Lunedì 12 agosto. Si distingue Tonnerre, film in Concorso Internazionale del francese Guillaume Brac (nella foto). Il tema e’ di quelli tosti e, in Italia, al centro dell’attenzione dei media.
Un cantante di rock melodico si trova a passare un periodo a casa del padre, nella cittadina di campagna che da il titolo al film. Qui conosce una ragazza più giovane di lui, tra loro nasce una storia tanto intensa quanto breve. Lei sceglie di tornare dal suo ex, cosa che lui non riesce ad accettare. Da qui inizia una lenta ma inesorabile caduta verso un baratro di ossessione e paranoia che lo porterà a compiere delle azioni estreme.
Il tema è tutto sommato ben sviluppato, anche se nel momento di passaggio tra il dispiacere per la perdita di lei e l’ossessione si rischia di sfiorare il melenso. Ma subito, e per fortuna, il dramma prende il sopravvento e porta lo spettatore nel labirinto mentale di un uomo incapace di considerare una donna libera di fare le sue scelte. Lei nel finale ha un comportamento ambiguo che forse rischia di rendere il messaggio meno forte, anche se la chiusura tutto sommato ci può anche stare. Interessante.

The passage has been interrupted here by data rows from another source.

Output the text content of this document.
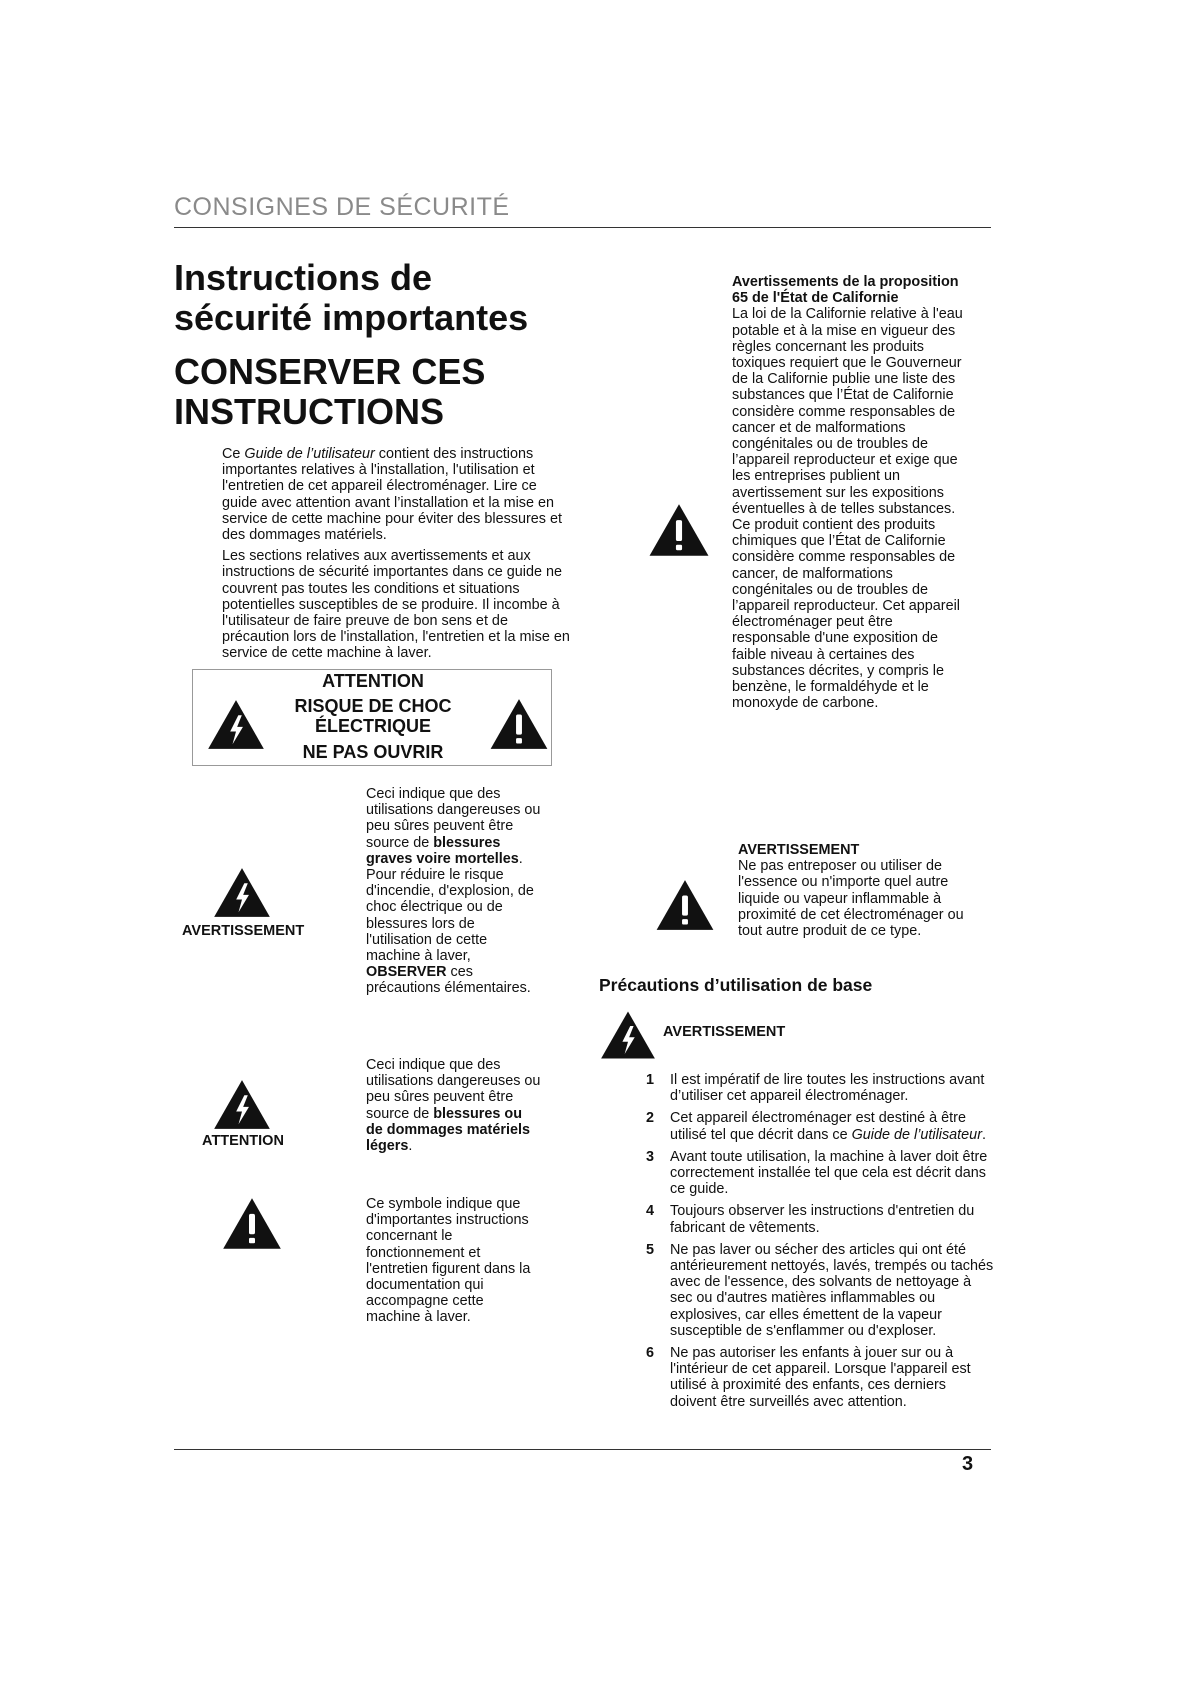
CONSIGNES DE SÉCURITÉ
Instructions de
sécurité importantes
CONSERVER CES
INSTRUCTIONS

Ce Guide de l’utilisateur contient des instructions importantes relatives à l'installation, l'utilisation et l'entretien de cet appareil électroménager. Lire ce guide avec attention avant l’installation et la mise en service de cette machine pour éviter des blessures et des dommages matériels.

Les sections relatives aux avertissements et aux instructions de sécurité importantes dans ce guide ne couvrent pas toutes les conditions et situations potentielles susceptibles de se produire. Il incombe à l'utilisateur de faire preuve de bon sens et de précaution lors de l'installation, l'entretien et la mise en service de cette machine à laver.

ATTENTION
RISQUE DE CHOC
ÉLECTRIQUE
NE PAS OUVRIR
AVERTISSEMENT

Ceci indique que des utilisations dangereuses ou peu sûres peuvent être source de blessures graves voire mortelles.

Pour réduire le risque d'incendie, d'explosion, de choc électrique ou de blessures lors de l'utilisation de cette machine à laver, OBSERVER ces précautions élémentaires.

ATTENTION

Ceci indique que des utilisations dangereuses ou peu sûres peuvent être source de blessures ou de dommages matériels légers.

Ce symbole indique que d'importantes instructions concernant le fonctionnement et l'entretien figurent dans la documentation qui accompagne cette machine à laver.

Avertissements de la proposition 65 de l'État de Californie

La loi de la Californie relative à l'eau potable et à la mise en vigueur des règles concernant les produits toxiques requiert que le Gouverneur de la Californie publie une liste des substances que l’État de Californie considère comme responsables de cancer et de malformations congénitales ou de troubles de l’appareil reproducteur et exige que les entreprises publient un avertissement sur les expositions éventuelles à de telles substances. Ce produit contient des produits chimiques que l’État de Californie considère comme responsables de cancer, de malformations congénitales ou de troubles de l’appareil reproducteur. Cet appareil électroménager peut être responsable d'une exposition de faible niveau à certaines des substances décrites, y compris le benzène, le formaldéhyde et le monoxyde de carbone.

AVERTISSEMENT

Ne pas entreposer ou utiliser de l'essence ou n'importe quel autre liquide ou vapeur inflammable à proximité de cet électroménager ou tout autre produit de ce type.

Précautions d’utilisation de base
AVERTISSEMENT
1 Il est impératif de lire toutes les instructions avant d’utiliser cet appareil électroménager.
2 Cet appareil électroménager est destiné à être utilisé tel que décrit dans ce Guide de l’utilisateur.
3 Avant toute utilisation, la machine à laver doit être correctement installée tel que cela est décrit dans ce guide.
4 Toujours observer les instructions d'entretien du fabricant de vêtements.
5 Ne pas laver ou sécher des articles qui ont été antérieurement nettoyés, lavés, trempés ou tachés avec de l'essence, des solvants de nettoyage à sec ou d'autres matières inflammables ou explosives, car elles émettent de la vapeur susceptible de s'enflammer ou d'exploser.
6 Ne pas autoriser les enfants à jouer sur ou à l'intérieur de cet appareil. Lorsque l'appareil est utilisé à proximité des enfants, ces derniers doivent être surveillés avec attention.
3
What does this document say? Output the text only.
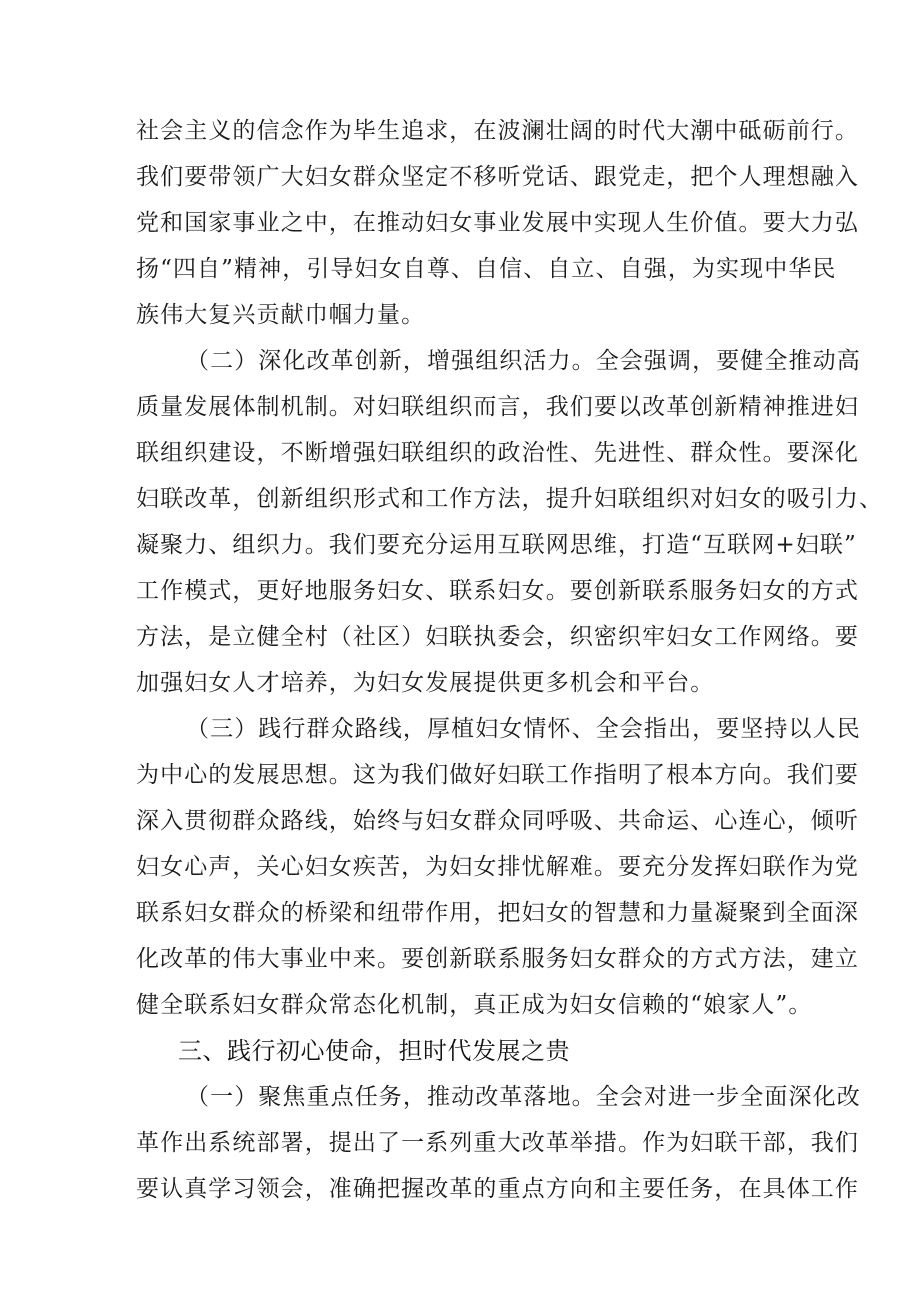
社会主义的信念作为毕生追求，在波澜壮阔的时代大潮中砥砺前行。
我们要带领广大妇女群众坚定不移听党话、跟党走，把个人理想融入
党和国家事业之中，在推动妇女事业发展中实现人生价值。要大力弘
扬“四自”精神，引导妇女自尊、自信、自立、自强，为实现中华民
族伟大复兴贡献巾帼力量。
（二）深化改革创新，增强组织活力。全会强调，要健全推动高
质量发展体制机制。对妇联组织而言，我们要以改革创新精神推进妇
联组织建设，不断增强妇联组织的政治性、先进性、群众性。要深化
妇联改革，创新组织形式和工作方法，提升妇联组织对妇女的吸引力、
凝聚力、组织力。我们要充分运用互联网思维，打造“互联网+妇联”
工作模式，更好地服务妇女、联系妇女。要创新联系服务妇女的方式
方法，是立健全村（社区）妇联执委会，织密织牢妇女工作网络。要
加强妇女人才培养，为妇女发展提供更多机会和平台。
（三）践行群众路线，厚植妇女情怀、全会指出，要坚持以人民
为中心的发展思想。这为我们做好妇联工作指明了根本方向。我们要
深入贯彻群众路线，始终与妇女群众同呼吸、共命运、心连心，倾听
妇女心声，关心妇女疾苦，为妇女排忧解难。要充分发挥妇联作为党
联系妇女群众的桥梁和纽带作用，把妇女的智慧和力量凝聚到全面深
化改革的伟大事业中来。要创新联系服务妇女群众的方式方法，建立
健全联系妇女群众常态化机制，真正成为妇女信赖的“娘家人”。
三、践行初心使命，担时代发展之贵
（一）聚焦重点任务，推动改革落地。全会对进一步全面深化改
革作出系统部署，提出了一系列重大改革举措。作为妇联干部，我们
要认真学习领会，准确把握改革的重点方向和主要任务，在具体工作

Poco possiamo dire del secondo film in Concorso che abbiamo avuto la (s)fortuna di andare a vedere. Trattasi di L’etrange couleur des larmes de ton corps, un film sperimentale che crea atmosfere astratte per raccontare la storia di una donna sparita nel nulla e delle ricerche condotte dal marito per capire cos’è successo. Il tutto sviluppato attraverso una non trama fatta di suoni fortissimi, corpi nudi, sangue, situazioni incomprensibili, inquadrature “alternative”, passaggi temporali e spaziali senza legame l’uno con l’altro, eccetera. Per intenditori di videoarte.
Il pezzo forte però lo abbiamo visto in Piazza Grande: il film canadese Gabrielle di Louise Archambault. Vecchia conoscenza del festival (aveva partecipato con Familia all’edizione del 2005) si ripresenta con una storia emozionante, sincera e importante.
Racconta una storia d’amore tra diversamente abili, nella fattispecie tra la protagonista Gabrielle e un ospite dello stesso centro assistenziale dove anche lei vive. I due si amano di un amore assoluto, un amore che chiede di essere “normale”, di cuore e di corpo. Ma spesso i normodotati hanno paura del sesso tra portatori di handicap, lo considerano improprio, un vizio da evitare per il loro bene. Così facendo mortificano il loro desiderio di essere trattati per quello che sono, con le cure adeguate ma come esseri umani. Gabrielle ingaggia una lotta con se stessa per dimostrare agli altri di essere autonoma e porta a casa successi e sconfitte. Sarà banale, ma in questo caso è bello dire che alla fine l’amore trionfa nel modo più felice, gioioso e caldo possibile. Gabrielle è un film ben fatto e la storia che racconta è importante perché insegna a tutti a non essere pietistici nei confronti di chi ha doti diverse dalle nostre. Insegna ad essere responsabilmente aperti, solidalmente amici, fraternamente compagni. Davvero un bel film.